Another thing we gain in our recovery are repaired connections with the important people in our lives. We can feel as though we’ve lost all hope at rebuilding our relationships, especially when we’ve hurt people deeply over the years because of our addictions. When we finally do the work to recover, our loved ones can see just how much we’ve changed, how committed we are to our recovery, and how much work we’ve been doing. They believe us that we want to do better and be better. They forgive us and give us another chance. They understand that addiction is an illness and that it wasn’t our lack of willpower or morality that drove us to behave the way we did, it was the severity of our mental, emotional and physical unwellness. They decide to allow us to make amends to them, and we’re able to move forward, healing our issues together and rebuilding our connection. This takes work and time, and we shouldn’t give up prematurely, especially when we’re tempted to throw in the towel because there’s tension, or because the work has gotten difficult, or because the issues we’re resolving are very intense. We have to be patient with the process and have faith that the true and genuine relationships will stand the test of time. We’ll be able to prove ourselves to our loved ones and redeem ourselves with them. It might take some time for them to trust us again, but the process of reconnecting with one another brings us closer together, little by little. The more we practice being open, honest and direct with one another, the more we are openhearted with one another, the sooner our broken bridges can be mended. The beauty of our connections with other people are one of the most valuable gifts we receive from our recovery.

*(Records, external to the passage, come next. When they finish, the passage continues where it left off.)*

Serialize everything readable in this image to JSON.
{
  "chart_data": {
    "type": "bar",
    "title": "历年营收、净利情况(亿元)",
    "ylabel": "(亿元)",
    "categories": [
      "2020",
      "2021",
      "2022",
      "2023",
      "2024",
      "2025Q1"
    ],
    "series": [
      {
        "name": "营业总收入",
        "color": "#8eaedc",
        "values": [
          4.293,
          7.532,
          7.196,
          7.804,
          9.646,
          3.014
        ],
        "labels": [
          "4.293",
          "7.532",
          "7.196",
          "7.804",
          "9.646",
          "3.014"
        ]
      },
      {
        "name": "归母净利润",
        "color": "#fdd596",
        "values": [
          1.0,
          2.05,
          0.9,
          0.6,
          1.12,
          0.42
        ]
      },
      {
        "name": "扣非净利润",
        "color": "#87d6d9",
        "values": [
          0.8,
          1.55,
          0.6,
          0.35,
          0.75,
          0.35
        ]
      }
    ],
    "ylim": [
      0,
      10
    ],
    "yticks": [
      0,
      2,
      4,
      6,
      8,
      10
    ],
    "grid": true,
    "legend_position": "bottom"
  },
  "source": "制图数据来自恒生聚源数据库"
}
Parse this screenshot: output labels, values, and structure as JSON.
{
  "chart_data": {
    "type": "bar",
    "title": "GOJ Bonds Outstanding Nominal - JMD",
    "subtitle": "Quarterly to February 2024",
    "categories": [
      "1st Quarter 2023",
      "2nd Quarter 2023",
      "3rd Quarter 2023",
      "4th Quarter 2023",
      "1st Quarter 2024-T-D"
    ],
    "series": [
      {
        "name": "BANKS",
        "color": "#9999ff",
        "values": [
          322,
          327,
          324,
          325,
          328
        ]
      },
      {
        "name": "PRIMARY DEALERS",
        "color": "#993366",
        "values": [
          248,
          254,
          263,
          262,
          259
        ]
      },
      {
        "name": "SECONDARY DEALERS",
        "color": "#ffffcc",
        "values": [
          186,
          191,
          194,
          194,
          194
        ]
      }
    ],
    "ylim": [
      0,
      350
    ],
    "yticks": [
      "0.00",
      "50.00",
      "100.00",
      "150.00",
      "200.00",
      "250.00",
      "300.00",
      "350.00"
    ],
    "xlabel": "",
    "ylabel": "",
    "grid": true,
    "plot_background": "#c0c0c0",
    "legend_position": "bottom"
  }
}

When we focus on everything we’ve gained, the progress we’ve made, the changes we’ve implemented in our lives, the hard work we’ve done, it makes us that much more empowered to stay the course in our sobriety. We’re that much stronger in our resilience and in our ability to withstand temptation. We’re more likely to bypass the chance of relapse that affects so many people and threatens to derail their recovery work. We’re better able to stay strong and to stay true to ourselves in our recovery.